Les statues meurent aussi. Le titre du film d’Alain Resnais, Chris Marker et Ghislain Cloquet (1953) fait soudainement écho à l’actualité, qui a récemment vu des sculptures, dans l’espace public, dégradées, voire déboulonnées. Aux États-Unis, dans le sillage de la contestation portée par le mouvement Black Lives Matter après la mort de George Floyd, victime de la violence policière le 25 mai dernier à Minneapolis (Minnesota), des manifestants s’en sont pris à des monuments glorifiant, à leurs yeux, la mémoire de l’oppresseur. Des figures statufiées de généraux fédérés ont été souillées, Christophe Colomb décapité. À Bristol (Angleterre), Edward Colston, bienfaiteur de la ville, qui fit fortune avec la traite négrière, a été précipité dans les eaux du port.

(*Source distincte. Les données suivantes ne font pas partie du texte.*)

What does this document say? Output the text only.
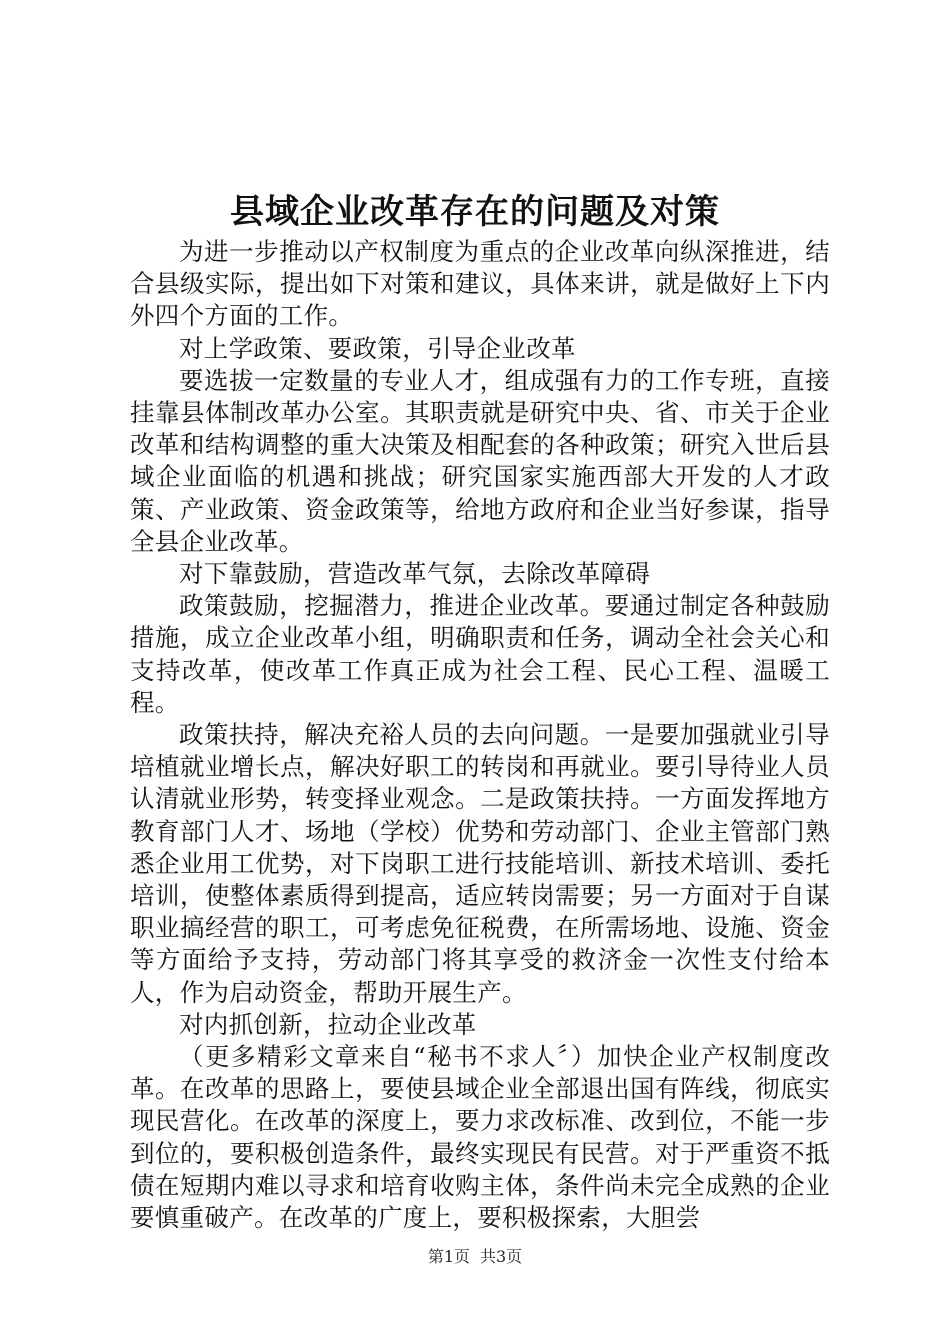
县域企业改革存在的问题及对策

为进一步推动以产权制度为重点的企业改革向纵深推进，结合县级实际，提出如下对策和建议，具体来讲，就是做好上下内外四个方面的工作。

对上学政策、要政策，引导企业改革

要选拔一定数量的专业人才，组成强有力的工作专班，直接挂靠县体制改革办公室。其职责就是研究中央、省、市关于企业改革和结构调整的重大决策及相配套的各种政策；研究入世后县域企业面临的机遇和挑战；研究国家实施西部大开发的人才政策、产业政策、资金政策等，给地方政府和企业当好参谋，指导全县企业改革。

对下靠鼓励，营造改革气氛，去除改革障碍

政策鼓励，挖掘潜力，推进企业改革。要通过制定各种鼓励措施，成立企业改革小组，明确职责和任务，调动全社会关心和支持改革，使改革工作真正成为社会工程、民心工程、温暖工程。

政策扶持，解决充裕人员的去向问题。一是要加强就业引导培植就业增长点，解决好职工的转岗和再就业。要引导待业人员认清就业形势，转变择业观念。二是政策扶持。一方面发挥地方教育部门人才、场地（学校）优势和劳动部门、企业主管部门熟悉企业用工优势，对下岗职工进行技能培训、新技术培训、委托培训，使整体素质得到提高，适应转岗需要；另一方面对于自谋职业搞经营的职工，可考虑免征税费，在所需场地、设施、资金等方面给予支持，劳动部门将其享受的救济金一次性支付给本人，作为启动资金，帮助开展生产。

对内抓创新，拉动企业改革

（更多精彩文章来自“秘书不求人〞）加快企业产权制度改革。在改革的思路上，要使县域企业全部退出国有阵线，彻底实现民营化。在改革的深度上，要力求改标准、改到位，不能一步到位的，要积极创造条件，最终实现民有民营。对于严重资不抵债在短期内难以寻求和培育收购主体，条件尚未完全成熟的企业要慎重破产。在改革的广度上，要积极探索，大胆尝

第1页 共3页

En Belgique, une pétition intitulée «Réparons l’histoire» a exigé le retrait par la Ville de Bruxelles de tous les monuments dédiés à Léopold II, roi des Belges connu pour avoir mis en place un régime colonial brutal au Congo. À Anvers, une statue du monarque a été dévissée de son piédestal.

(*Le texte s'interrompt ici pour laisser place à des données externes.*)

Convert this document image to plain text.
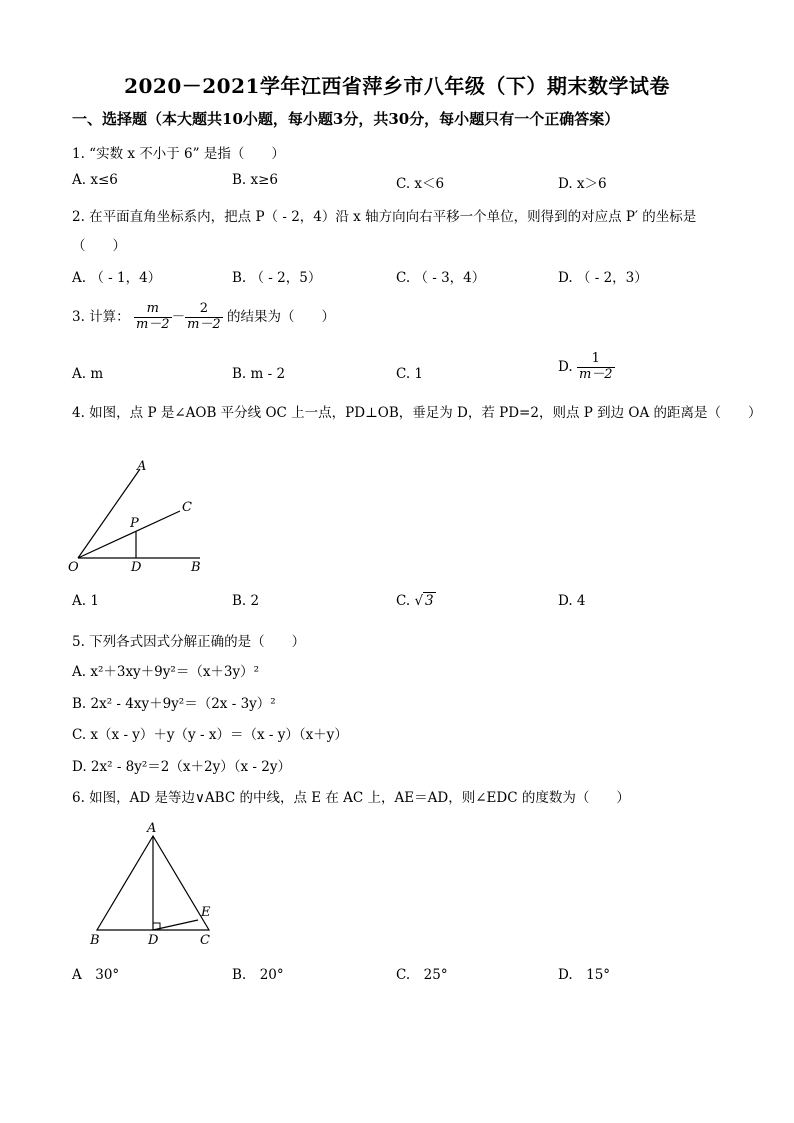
2020－2021学年江西省萍乡市八年级（下）期末数学试卷
一、选择题（本大题共10小题，每小题3分，共30分，每小题只有一个正确答案）
1. “实数 x 不小于 6” 是指（　　）
A. x≤6	B. x≥6	C. x＜6	D. x＞6
2. 在平面直角坐标系内，把点 P（ - 2，4）沿 x 轴方向向右平移一个单位，则得到的对应点 P′ 的坐标是
（　　）
A. （ - 1，4）	B. （ - 2，5）	C. （ - 3，4）	D. （ - 2，3）
3. 计算： $\frac{m}{m-2} - \frac{2}{m-2}$ 的结果为（　　）
A. m	B. m - 2	C. 1	D. $\frac{1}{m-2}$
4. 如图，点 P 是∠AOB 平分线 OC 上一点，PD⊥OB，垂足为 D，若 PD=2，则点 P 到边 OA 的距离是（　　）
A
C
P
O	D	B
A. 1	B. 2	C. √ 3	D. 4
5. 下列各式因式分解正确的是（　　）
A. x²＋3xy＋9y²＝（x＋3y）²
B. 2x² - 4xy＋9y²＝（2x - 3y）²
C. x（x - y）＋y（y - x）＝（x - y）（x＋y）
D. 2x² - 8y²＝2（x＋2y）（x - 2y）
6. 如图，AD 是等边∨ABC 的中线，点 E 在 AC 上，AE＝AD，则∠EDC 的度数为（　　）
A
B	D	C
E
A　30°	B.　20°	C.　25°	D.　15°
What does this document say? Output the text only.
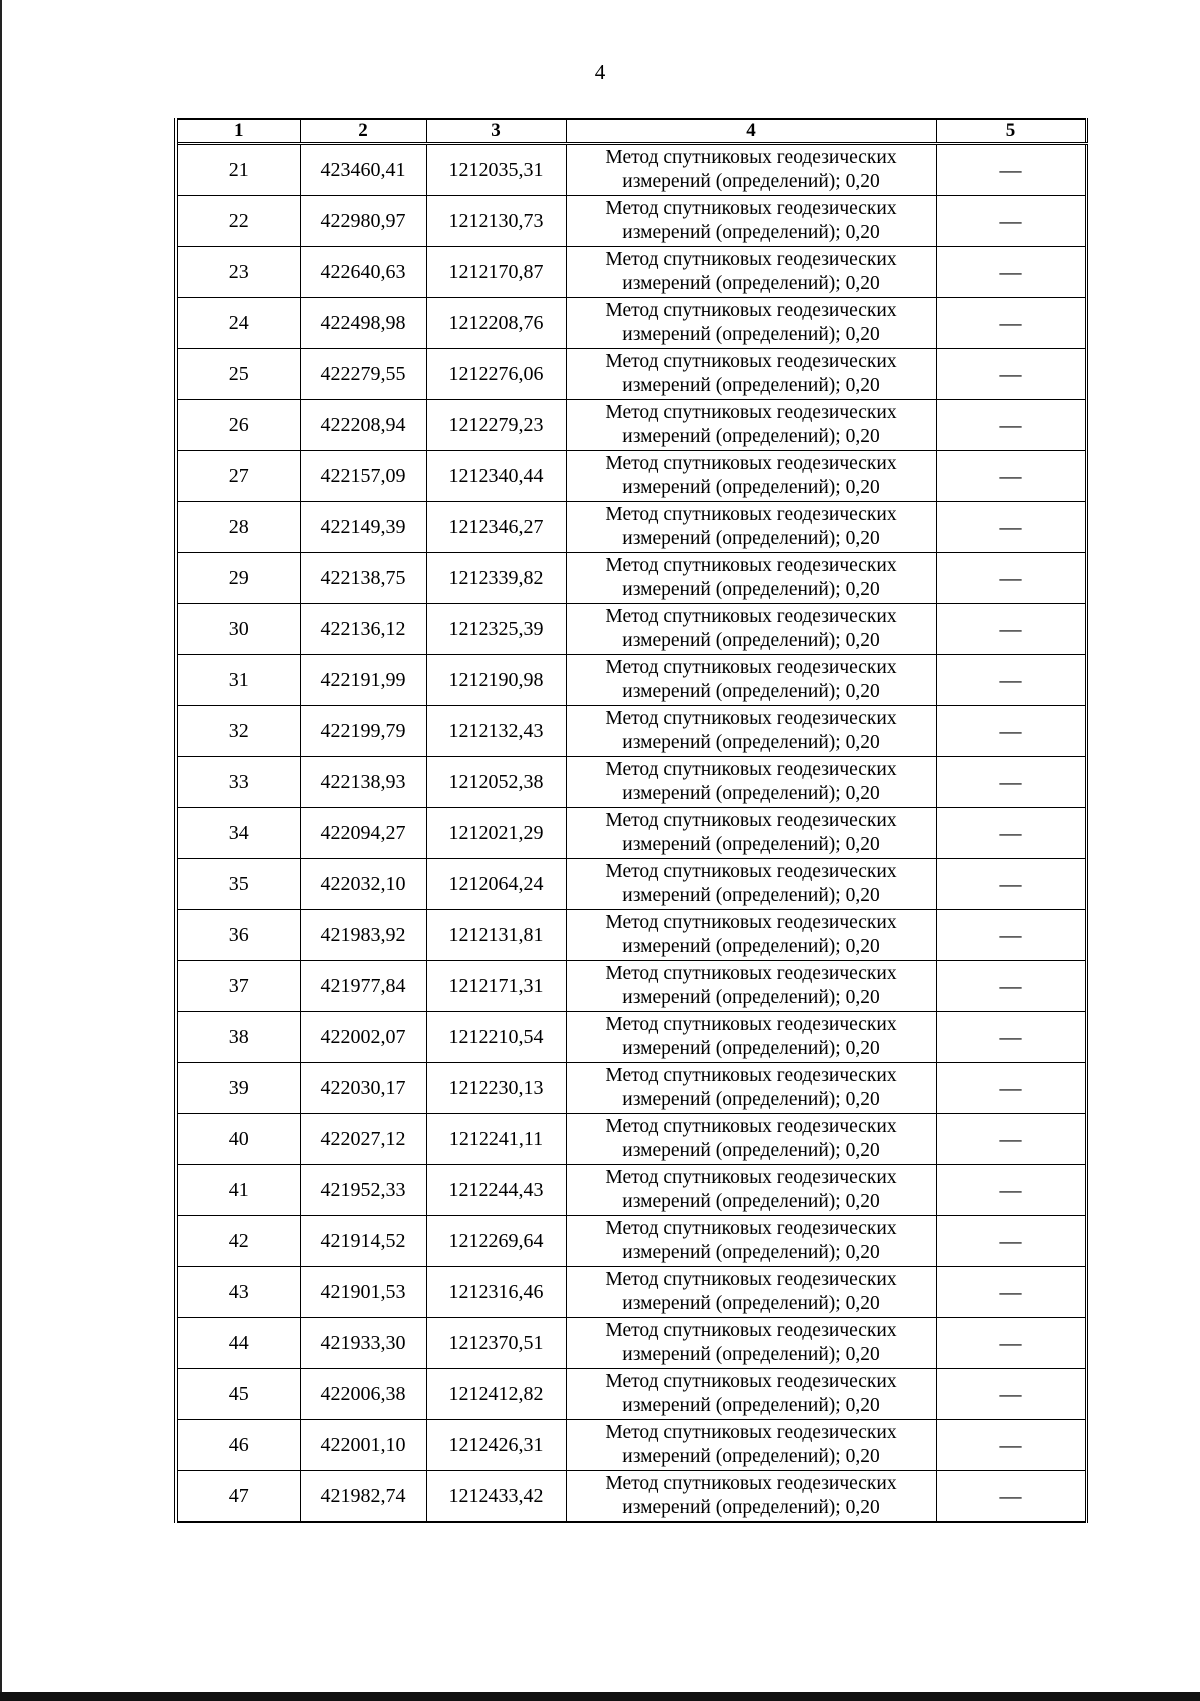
4
1	2	3	4	5
21	423460,41	1212035,31	Метод спутниковых геодезических измерений (определений); 0,20	—
22	422980,97	1212130,73	Метод спутниковых геодезических измерений (определений); 0,20	—
23	422640,63	1212170,87	Метод спутниковых геодезических измерений (определений); 0,20	—
24	422498,98	1212208,76	Метод спутниковых геодезических измерений (определений); 0,20	—
25	422279,55	1212276,06	Метод спутниковых геодезических измерений (определений); 0,20	—
26	422208,94	1212279,23	Метод спутниковых геодезических измерений (определений); 0,20	—
27	422157,09	1212340,44	Метод спутниковых геодезических измерений (определений); 0,20	—
28	422149,39	1212346,27	Метод спутниковых геодезических измерений (определений); 0,20	—
29	422138,75	1212339,82	Метод спутниковых геодезических измерений (определений); 0,20	—
30	422136,12	1212325,39	Метод спутниковых геодезических измерений (определений); 0,20	—
31	422191,99	1212190,98	Метод спутниковых геодезических измерений (определений); 0,20	—
32	422199,79	1212132,43	Метод спутниковых геодезических измерений (определений); 0,20	—
33	422138,93	1212052,38	Метод спутниковых геодезических измерений (определений); 0,20	—
34	422094,27	1212021,29	Метод спутниковых геодезических измерений (определений); 0,20	—
35	422032,10	1212064,24	Метод спутниковых геодезических измерений (определений); 0,20	—
36	421983,92	1212131,81	Метод спутниковых геодезических измерений (определений); 0,20	—
37	421977,84	1212171,31	Метод спутниковых геодезических измерений (определений); 0,20	—
38	422002,07	1212210,54	Метод спутниковых геодезических измерений (определений); 0,20	—
39	422030,17	1212230,13	Метод спутниковых геодезических измерений (определений); 0,20	—
40	422027,12	1212241,11	Метод спутниковых геодезических измерений (определений); 0,20	—
41	421952,33	1212244,43	Метод спутниковых геодезических измерений (определений); 0,20	—
42	421914,52	1212269,64	Метод спутниковых геодезических измерений (определений); 0,20	—
43	421901,53	1212316,46	Метод спутниковых геодезических измерений (определений); 0,20	—
44	421933,30	1212370,51	Метод спутниковых геодезических измерений (определений); 0,20	—
45	422006,38	1212412,82	Метод спутниковых геодезических измерений (определений); 0,20	—
46	422001,10	1212426,31	Метод спутниковых геодезических измерений (определений); 0,20	—
47	421982,74	1212433,42	Метод спутниковых геодезических измерений (определений); 0,20	—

Auparavant, en Martinique, des monuments à l’effigie de Victor Schœlcher ont, eux aussi, été endommagés. Le promoteur de l’abolition de l’esclavage en 1848 est accusé d’avoir été « favorable à l’indemnisation des colons ». Les louanges tressées au député blanc occulteraient les révoltes des esclaves noirs. Jean-Baptiste Colbert, instigateur du Code noir, est tout autant dans le collimateur.
« À l’américaine »
De tels actes divisent. Ceux qui mettent à terre ces symboles honnis les considèrent comme une forme de réparation, l’expression d’une légitime colère. À l’opposé, des voix s’élèvent, choquées, pour rappeler que l’on ne réécrit pas l’histoire. Vandaliser ces sculptures, qui sont aussi des œuvres d’art et du patrimoine, équivaut à vouloir faire table rase du passé en le jugeant, de manière anachronique, avec notre regard actuel. S’attaquer au bronze ou à la pierre, c’est oublier la complexité de l’histoire ; effacer ses traces, ouvrir la porte à un négationnisme futur. Enfin, d’aucuns dénoncent la menace du communautarisme, en rupture avec les valeurs de la République indivisible et laïque, et la remise en cause de l’universalisme par une racialisation « à l’américaine ».

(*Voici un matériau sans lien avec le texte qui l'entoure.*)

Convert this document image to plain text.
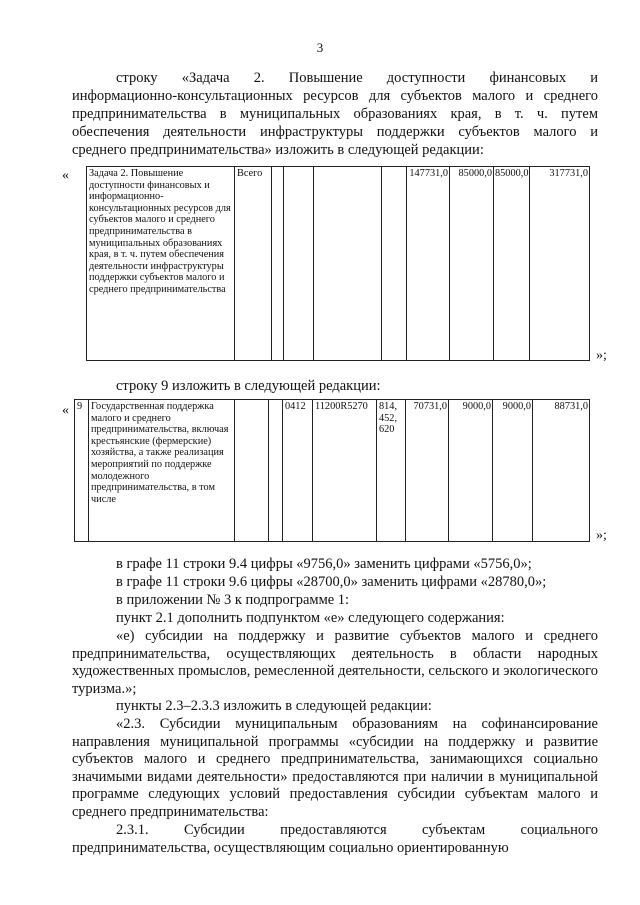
3

строку «Задача 2. Повышение доступности финансовых и

информационно-консультационных ресурсов для субъектов малого и среднего

предпринимательства в муниципальных образованиях края, в т. ч. путем

обеспечения деятельности инфраструктуры поддержки субъектов малого и

среднего предпринимательства» изложить в следующей редакции:

« Задача 2. Повышение доступности финансовых и информационно-консультационных ресурсов для субъектов малого и среднего предпринимательства в муниципальных образованиях края, в т. ч. путем обеспечения деятельности инфраструктуры поддержки субъектов малого и среднего предпринимательства	Всего					147731,0	85000,0	85000,0	317731,0
»;

строку 9 изложить в следующей редакции:

« 9	Государственная поддержка малого и среднего предпринимательства, включая крестьянские (фермерские) хозяйства, а также реализация мероприятий по поддержке молодежного предпринимательства, в том числе			0412	11200R5270	814, 452, 620	70731,0	9000,0	9000,0	88731,0
»;

в графе 11 строки 9.4 цифры «9756,0» заменить цифрами «5756,0»;

в графе 11 строки 9.6 цифры «28700,0» заменить цифрами «28780,0»;

в приложении № 3 к подпрограмме 1:

пункт 2.1 дополнить подпунктом «е» следующего содержания:

«е) субсидии на поддержку и развитие субъектов малого и среднего предпринимательства, осуществляющих деятельность в области народных художественных промыслов, ремесленной деятельности, сельского и экологического туризма.»;

пункты 2.3–2.3.3 изложить в следующей редакции:

«2.3. Субсидии муниципальным образованиям на софинансирование направления муниципальной программы «субсидии на поддержку и развитие субъектов малого и среднего предпринимательства, занимающихся социально значимыми видами деятельности» предоставляются при наличии в муниципальной программе следующих условий предоставления субсидии субъектам малого и среднего предпринимательства:

2.3.1. Субсидии предоставляются субъектам социального предпринимательства, осуществляющим социально ориентированную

Le président Emmanuel Macron, lors de son allocution télévisée du 14 juin, a fermement condamné ces actes : « La République n’effacera aucune trace ni aucun nom de son histoire. Elle n’oubliera aucune de ses œuvres, elle ne déboulonnera pas de statues. Nous devons plutôt lucidement regarder ensemble toute notre histoire, toutes nos mémoires, notre rapport à l’Afrique en particulier, pour bâtir un présent et un avenir possible… Avec une volonté de vérité et en aucun cas de revisiter ou de nier ce que nous sommes. » De la Révolution française à la chute des dictatures, abattre des statues n’est pas neuf. Jadis signes d’un changement de régime, ces actes revendicatifs entendent aujourd’hui faire bouger les lignes. Comment construire un présent et un avenir commun sans s’affranchir du poids d’un passé colonial, qui fait trop souvent encore le lit du racisme et de l’inégalité des chances ? Comment faire nation et rassembler à l’heure des fractures communautaires ? Un enjeu essentiel, auquel la société française doit à son tour, et urgemment, apporter des réponses. Au risque que d’autres têtes ne tombent.